Апрель будоражил, звал за собой, подталкивал в сторону глупостей, но вокруг не было никого, с кем бы их хотелось делать. Поклонники привычно крутились вокруг нее, приглашения сыпались: в ночные клубы, кино, театр – в зависимости от фантазии и воспитания окружавших ее молодых людей, даже на первое весеннее барбекю за город приглашали уже, но – увольте! Не любительница она таких пасторалей. Парней рядом с ней привычно много, но в голове кучерявой занозой – Вектор! И она отказывала всем, но никого особенно эти отказы не удивляли. Это же капризная, избалованная и бесконечно желанная Надин Соловьева. Десять раз откажет, прежде чем на одиннадцатый согласится. Но ей соглашаться вообще не хотелось, ни с кем. Ждала чего-то… Не пойми чего. Или кого.

Он работал, не поднимая головы. Ситуация с иностранцами наконец-то прояснилась, они рискнули обозначить свой интерес к разработкам Вика, и теперь пришла очередь ожесточенной торговли. Вик рассчитывал продать себя и свои графические библиотеки максимально дорого. И сейчас в деловой переписке был очень аккуратен – чтобы заинтересовать их и не сказать лишнего при этом. Они не должны сорваться с крючка.

А тут еще Тепеш как взбесился. Ему не нравилось ничего из того, что делал Вик. Все было не так, заставлял переделывать по несколько раз, придираясь к совсем уж ерунде. Обострение у него, что ли? Вик сцеплял зубы и терпел. Даже на гастрономические попытки его утихомирить Теплов не реагировал, точнее – реагировал, но не так, как положено. «Смерти моей хотите, Баженов? Я человек пожилой, и желудок у меня уже не тот, что в молодости. Уберите это!». А раньше ЭТО с радостью уминалось стариком. Может быть, действительно, в этом все дело? Болеет и от того капризничает? В любом случае, выбора у Вика не было – терпел и работал.

Весна шептала в окно, что можно бы заняться чем-то другим. Да только времени не было совершенно. А более чем времени – не было желания, ни малейшего. Либидо, после горячей, как и все рыжие, Лили, вело себя прилично и даже изображало понимание непростой жизни студента-дипломника. Да уж, какие тут девушки, какая весна, когда от твоих усилий зависит твоя будущая профессиональная карьера.

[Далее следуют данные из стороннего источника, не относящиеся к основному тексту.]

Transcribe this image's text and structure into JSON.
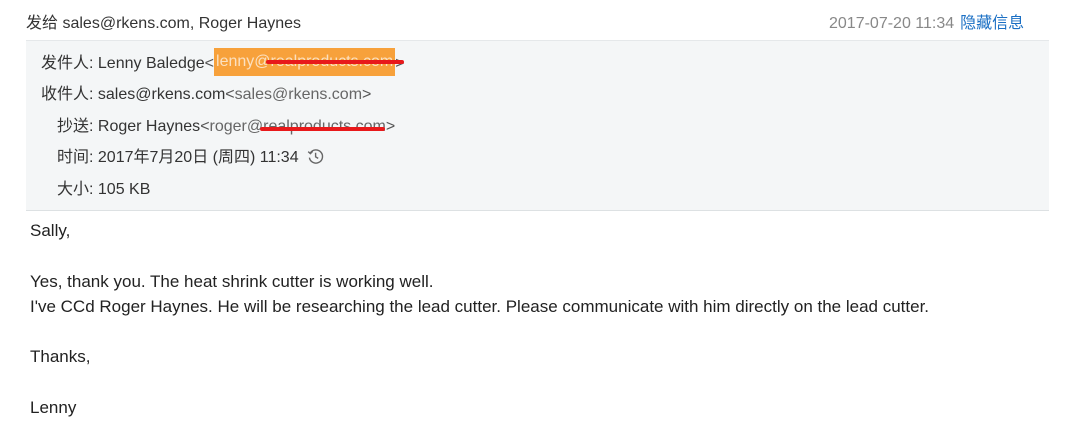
{
  "topbar": {
    "sent_prefix": "发给",
    "sent_to": "sales@rkens.com, Roger Haynes",
    "date": "2017-07-20 11:34",
    "hide_link": "隐藏信息"
  },
  "header": {
    "from_label": "发件人:",
    "from_name": "Lenny Baledge",
    "from_email": "lenny@realproducts.com",
    "to_label": "收件人:",
    "to_name": "sales@rkens.com",
    "to_email": "sales@rkens.com",
    "cc_label": "抄送:",
    "cc_name": "Roger Haynes",
    "cc_email": "roger@realproducts.com",
    "time_label": "时间:",
    "time_value": "2017年7月20日 (周四) 11:34",
    "size_label": "大小:",
    "size_value": "105 KB",
    "icons": {
      "time": "clock-history-icon"
    },
    "colors": {
      "redact_orange": "#f7a13b",
      "redact_red": "#e8191b",
      "link_blue": "#1a6fc4"
    }
  },
  "body": {
    "greeting": "Sally,",
    "line1": "Yes, thank you. The heat shrink cutter is working well.",
    "line2": "I've CCd Roger Haynes. He will be researching the lead cutter. Please communicate with him directly on the lead cutter.",
    "closing": "Thanks,",
    "signature": "Lenny"
  }
}
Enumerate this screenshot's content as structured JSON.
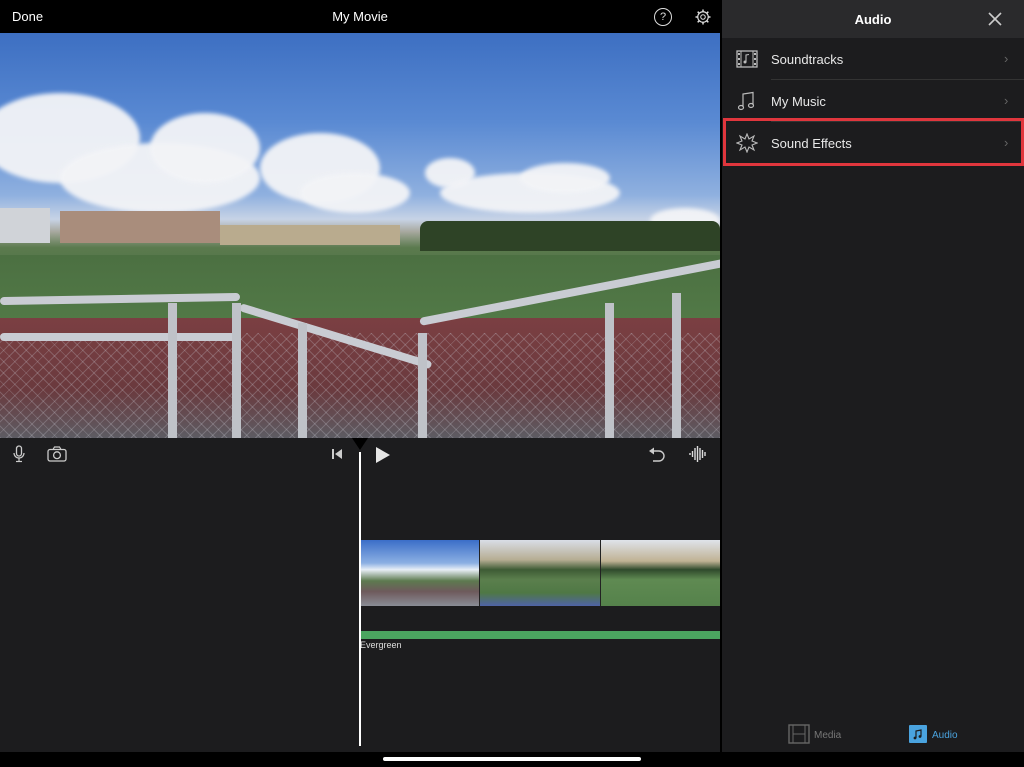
{
  "topbar": {
    "done_label": "Done",
    "title": "My Movie",
    "help_glyph": "?"
  },
  "preview": {
    "description": "Video frame of a soccer field behind chain-link fence"
  },
  "timeline": {
    "tools": [
      "microphone-icon",
      "camera-icon",
      "skip-to-start-icon",
      "play-icon",
      "undo-icon",
      "waveform-icon"
    ],
    "clips_count": 3,
    "audio_track": {
      "label": "Evergreen",
      "color": "#4ba560"
    }
  },
  "audio_panel": {
    "title": "Audio",
    "items": [
      {
        "label": "Soundtracks",
        "icon": "soundtracks-film-icon"
      },
      {
        "label": "My Music",
        "icon": "music-note-icon"
      },
      {
        "label": "Sound Effects",
        "icon": "sound-effects-burst-icon",
        "highlighted": true
      }
    ],
    "chevron": "›",
    "highlight_color": "#e0363d"
  },
  "bottom_tabs": {
    "items": [
      {
        "label": "Media",
        "active": false
      },
      {
        "label": "Audio",
        "active": true
      }
    ],
    "active_color": "#4aa3df"
  }
}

Надя не звонила, не вызывала своего верного пажа к себе. Ничего не ломалось, ничего не срывалось. С приставучими поклонниками, видимо, справлялась сама. Оно и к лучшему – убеждал себя. Не до девушек ему сейчас, и уж тем более – не до Нади Соловьевой. Но скучал ужасно. То постельное белье, на котором она спала, едва заставил себя с кровати снять. А ведь это уже было просто… он псих, точно!

Работа над дипломом и виртуальная нервотрепка с иностранцами так вымотали его, что Вик решил позволить себе передышку. Отдохнуть, расслабиться, хотя бы ненадолго. Иными словами – пригласил друзей к себе: попить пива, потрепаться, может, поиграть во что-нибудь.

Вообще, наличие собственного жилья вызывало к Вику повышенный интерес среди однокашников, но попытки сделать из его квартиры перманентную базу для всевозможных алкоигрищ он пресек сразу. Нет, тут он был абсолютно солидарен с английскими джентльменами: «Мой дом – моя крепость». Но гостям бывал рад – особенно званым, в отличие от нетрезвых красавиц в три часа ночи.

Правильно сделал, что пацанов позвал. Пива попили, сели играть в «вовку», но так ржали, выпившие дураки, что натворили там дел и их повыгоняли отовсюду с позором. Да и не больно-то и хотелось, собственно. Им нашлось чем себя развлечь и о чем поговорить и без ноутбуков. Вечер определенно удался, и уже подумывали о том, кого послать за второй порцией, как вдруг…

Первая мысль при звонке в дверь – они таки допекли соседей своим громким ржаньем. И те пришли ругаться. Например, невероятно брюзгливый мужик, живущий наверху, который имеет привычку то спать, то работать дома, когда у Вика самое веселье.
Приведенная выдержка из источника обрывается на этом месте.